Kegiatan ini merupakan bagian dari agenda APTISI dalam rangka persiapan pembukaan Sekolah Pimpinan Perguruan Tinggi serta penyelenggaraan Rapat Kerja Nasional (RAKERNAS) ke-1 APTISI, yang diikuti oleh para pimpinan perguruan tinggi swasta dari berbagai daerah di Indonesia.
Acara secara resmi dibuka melalui sambutan Ketua Umum APTISI, Prof. Dr. M. Budi Djatmiko, yang menekankan pentingnya penguatan kolaborasi dan kapasitas kepemimpinan perguruan tinggi swasta dalam menghadapi tantangan transformasi pendidikan tinggi di era digital.

Selanjutnya, Menteri Pendidikan Tinggi, Sains, dan Teknologi Republik Indonesia, Prof. Brian Yuliarto, S.T., M.Eng., Ph.D, memberikan arahan strategis terkait penguatan mutu pendidikan tinggi nasional.
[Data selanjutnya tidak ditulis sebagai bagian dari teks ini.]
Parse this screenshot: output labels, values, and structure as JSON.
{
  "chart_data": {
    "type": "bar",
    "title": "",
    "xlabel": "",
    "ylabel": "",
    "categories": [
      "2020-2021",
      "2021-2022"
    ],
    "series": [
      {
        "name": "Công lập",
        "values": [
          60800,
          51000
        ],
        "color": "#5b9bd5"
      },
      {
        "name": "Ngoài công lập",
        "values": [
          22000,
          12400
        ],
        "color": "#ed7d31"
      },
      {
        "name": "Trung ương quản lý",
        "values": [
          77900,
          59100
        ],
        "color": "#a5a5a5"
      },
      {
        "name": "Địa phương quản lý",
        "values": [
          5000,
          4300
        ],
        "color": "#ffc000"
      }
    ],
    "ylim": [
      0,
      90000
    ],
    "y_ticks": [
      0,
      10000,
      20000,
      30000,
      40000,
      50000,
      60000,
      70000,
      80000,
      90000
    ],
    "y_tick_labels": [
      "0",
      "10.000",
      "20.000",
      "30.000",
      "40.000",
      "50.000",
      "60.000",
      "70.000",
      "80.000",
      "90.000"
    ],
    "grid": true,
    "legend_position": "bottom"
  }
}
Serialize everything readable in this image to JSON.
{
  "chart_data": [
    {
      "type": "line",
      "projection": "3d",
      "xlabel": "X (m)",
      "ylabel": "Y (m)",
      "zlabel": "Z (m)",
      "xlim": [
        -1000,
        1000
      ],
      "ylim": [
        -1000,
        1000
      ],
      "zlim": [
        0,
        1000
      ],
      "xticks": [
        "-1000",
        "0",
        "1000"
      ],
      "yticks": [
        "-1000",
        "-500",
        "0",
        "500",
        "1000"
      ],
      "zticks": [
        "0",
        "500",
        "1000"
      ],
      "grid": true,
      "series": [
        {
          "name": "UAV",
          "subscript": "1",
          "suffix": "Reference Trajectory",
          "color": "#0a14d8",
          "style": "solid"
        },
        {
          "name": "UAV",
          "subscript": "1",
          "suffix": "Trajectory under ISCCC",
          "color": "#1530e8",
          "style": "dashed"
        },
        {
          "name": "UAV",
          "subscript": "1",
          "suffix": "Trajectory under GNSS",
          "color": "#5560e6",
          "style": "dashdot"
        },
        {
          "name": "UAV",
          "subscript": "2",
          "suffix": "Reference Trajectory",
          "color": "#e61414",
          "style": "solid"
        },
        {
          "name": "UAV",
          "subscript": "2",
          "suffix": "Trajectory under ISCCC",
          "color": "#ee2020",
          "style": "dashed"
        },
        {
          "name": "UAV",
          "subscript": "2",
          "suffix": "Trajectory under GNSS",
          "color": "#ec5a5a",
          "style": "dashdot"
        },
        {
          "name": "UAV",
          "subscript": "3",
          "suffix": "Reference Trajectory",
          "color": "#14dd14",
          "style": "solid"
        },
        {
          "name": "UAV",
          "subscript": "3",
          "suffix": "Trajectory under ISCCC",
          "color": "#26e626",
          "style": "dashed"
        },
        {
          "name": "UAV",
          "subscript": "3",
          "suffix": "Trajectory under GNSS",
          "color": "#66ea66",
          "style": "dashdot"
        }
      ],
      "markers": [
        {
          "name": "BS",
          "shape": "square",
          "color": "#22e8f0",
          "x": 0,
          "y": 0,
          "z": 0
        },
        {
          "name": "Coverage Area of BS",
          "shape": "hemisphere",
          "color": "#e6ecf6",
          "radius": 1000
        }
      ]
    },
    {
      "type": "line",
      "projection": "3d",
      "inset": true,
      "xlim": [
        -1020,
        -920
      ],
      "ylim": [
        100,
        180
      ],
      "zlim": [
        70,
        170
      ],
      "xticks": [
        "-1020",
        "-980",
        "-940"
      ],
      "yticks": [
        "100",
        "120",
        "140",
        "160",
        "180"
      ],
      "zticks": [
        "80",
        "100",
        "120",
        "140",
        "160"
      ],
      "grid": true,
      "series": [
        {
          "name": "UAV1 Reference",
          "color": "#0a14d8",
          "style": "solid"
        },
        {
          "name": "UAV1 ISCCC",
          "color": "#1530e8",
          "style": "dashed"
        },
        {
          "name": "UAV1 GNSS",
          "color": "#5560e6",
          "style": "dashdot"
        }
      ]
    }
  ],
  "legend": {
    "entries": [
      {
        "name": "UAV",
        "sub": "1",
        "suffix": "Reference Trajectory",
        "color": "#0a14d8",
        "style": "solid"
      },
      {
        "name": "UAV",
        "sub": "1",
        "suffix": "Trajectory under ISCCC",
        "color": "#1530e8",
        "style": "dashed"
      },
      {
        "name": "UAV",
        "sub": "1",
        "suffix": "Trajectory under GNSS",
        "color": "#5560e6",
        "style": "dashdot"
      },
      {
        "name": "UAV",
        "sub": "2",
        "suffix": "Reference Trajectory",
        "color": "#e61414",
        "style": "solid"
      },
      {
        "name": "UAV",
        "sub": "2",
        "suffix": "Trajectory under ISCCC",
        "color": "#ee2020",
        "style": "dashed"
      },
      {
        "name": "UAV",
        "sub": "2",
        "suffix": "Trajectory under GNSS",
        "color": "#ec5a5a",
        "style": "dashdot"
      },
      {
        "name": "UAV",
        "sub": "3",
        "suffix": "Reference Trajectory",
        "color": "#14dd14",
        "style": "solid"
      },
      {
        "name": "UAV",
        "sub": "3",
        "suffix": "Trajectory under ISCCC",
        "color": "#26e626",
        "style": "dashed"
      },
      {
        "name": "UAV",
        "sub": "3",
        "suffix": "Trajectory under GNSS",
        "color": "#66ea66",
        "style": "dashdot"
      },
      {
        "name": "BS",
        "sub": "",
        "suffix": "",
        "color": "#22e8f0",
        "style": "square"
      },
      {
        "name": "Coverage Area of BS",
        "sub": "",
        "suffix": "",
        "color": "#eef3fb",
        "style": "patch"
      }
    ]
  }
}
Dalam arahannya, Menteri menekankan pentingnya akselerasi transformasi digital, penguatan riset, serta kolaborasi antara perguruan tinggi, industri, dan pemerintah dalam membangun ekosistem pendidikan tinggi yang adaptif dan berdaya saing global.
Dalam forum tersebut, para peserta turut membahas sejumlah isu strategis terkait penguatan tata kelola perguruan tinggi, peningkatan mutu pendidikan tinggi swasta, serta percepatan transformasi digital di lingkungan kampus.
Selain sebagai Rektor UNU Kaltim, Prof. Hamdani juga aktif sebagai Pengurus Pusat APTISI pada Divisi Pengembangan Program Jaringan (PPJ) dan Digital Kampus, yang berperan dalam mendorong penguatan kolaborasi dan digitalisasi perguruan tinggi di Indonesia.

Keterlibatan tersebut menjadi bentuk kontribusi UNU Kaltim dalam mendukung pengembangan pendidikan tinggi nasional, khususnya dalam memperkuat ekosistem kampus berbasis digital dan inovasi.
Melalui forum ini, diharapkan terbangun sinergi yang lebih kuat antarperguruan tinggi swasta dalam menghadapi tantangan transformasi pendidikan tinggi di era digital.